Un autre obstacle réside dans l’accès au financement. Malgré ses succès, Gharib a dû s’endetter auprès d’institutions régionales, comme la Banque africaine de développement, pour concrétiser certains de ses grands projets. Les taux d’intérêt élevés et les garanties exigées par les banques locales compliquent la tâche des entrepreneurs, même les plus déterminés. Pourtant, son engagement en faveur de l’entrepreneuriat féminin, avec la création d’un fonds dédié aux startups dirigées par des femmes, pourrait contribuer à élargir la base économique du pays.

Un modèle replicable pour l’Afrique ?

L’ascension de Seif Gharib suscite un débat plus large sur la capacité des entrepreneurs africains à impulser une croissance inclusive. Contrairement aux modèles extractifs souvent critiqués, ses investissements visent à créer de la valeur localement, en ciblant des secteurs à fort potentiel comme les énergies renouvelables ou le numérique. Des projets pilotes, comme l’installation de mini-réseaux solaires dans les régions reculées, pourraient servir d’exemple pour d’autres pays du Sahel.
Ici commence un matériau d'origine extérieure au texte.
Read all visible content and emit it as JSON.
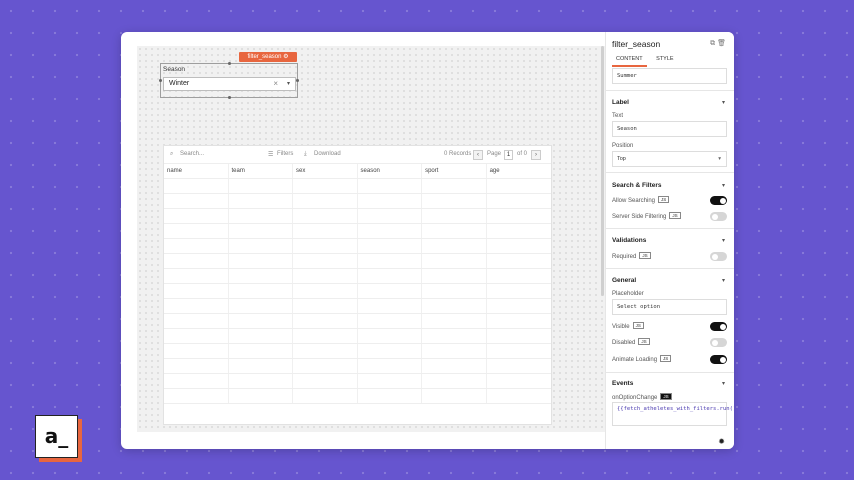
{
  "logo": {
    "text": "a_"
  },
  "canvas": {
    "widget_tag": "filter_season ⚙",
    "select": {
      "label": "Season",
      "value": "Winter",
      "clear_icon": "close-icon",
      "chevron_icon": "chevron-down-icon"
    },
    "table": {
      "search_placeholder": "Search...",
      "filters_label": "Filters",
      "download_label": "Download",
      "records": "0 Records",
      "page_label": "Page",
      "page_num": "1",
      "of_label": "of 0",
      "columns": [
        "name",
        "team",
        "sex",
        "season",
        "sport",
        "age"
      ]
    }
  },
  "panel": {
    "title": "filter_season",
    "tabs": [
      "CONTENT",
      "STYLE"
    ],
    "top_value": "Summer",
    "label_section": {
      "title": "Label",
      "text_label": "Text",
      "text_value": "Season",
      "position_label": "Position",
      "position_value": "Top"
    },
    "search_section": {
      "title": "Search & Filters",
      "allow_searching": "Allow Searching",
      "server_side": "Server Side Filtering"
    },
    "validations_section": {
      "title": "Validations",
      "required": "Required"
    },
    "general_section": {
      "title": "General",
      "placeholder_label": "Placeholder",
      "placeholder_value": "Select option",
      "visible": "Visible",
      "disabled": "Disabled",
      "animate": "Animate Loading"
    },
    "events_section": {
      "title": "Events",
      "on_change": "onOptionChange",
      "code": "{{fetch_atheletes_with_filters.run()}}"
    },
    "js": "JS"
  },
  "toggles": {
    "allow_searching": true,
    "server_side": false,
    "required": false,
    "visible": true,
    "disabled": false,
    "animate": true
  },
  "colors": {
    "background": "#6655cf",
    "accent": "#e8663f"
  }
}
Cependant, des questions persistent sur la durabilité de son modèle. Certains économistes tchadiens s’interrogent sur la capacité des petites et moyennes entreprises à absorber les chocs économiques, surtout dans un contexte de fluctuation des prix des matières premières. Pour Gharib, la clé réside dans la résilience : « Le Tchad doit miser sur ses ressources humaines avant ses ressources naturelles », a-t-il déclaré lors d’un forum économique à N’Djamena l’an dernier.

Seif Gharib incarne ainsi une nouvelle dynamique économique au Tchad, où l’innovation et l’inclusion sociale prennent le pas sur les modèles traditionnels. Si ses projets aboutissent, ils pourraient non seulement redessiner le paysage économique du pays, mais aussi inspirer une génération d’entrepreneurs africains à penser global tout en agissant localement. Le chemin est encore long, mais les premiers pas sont encourageants.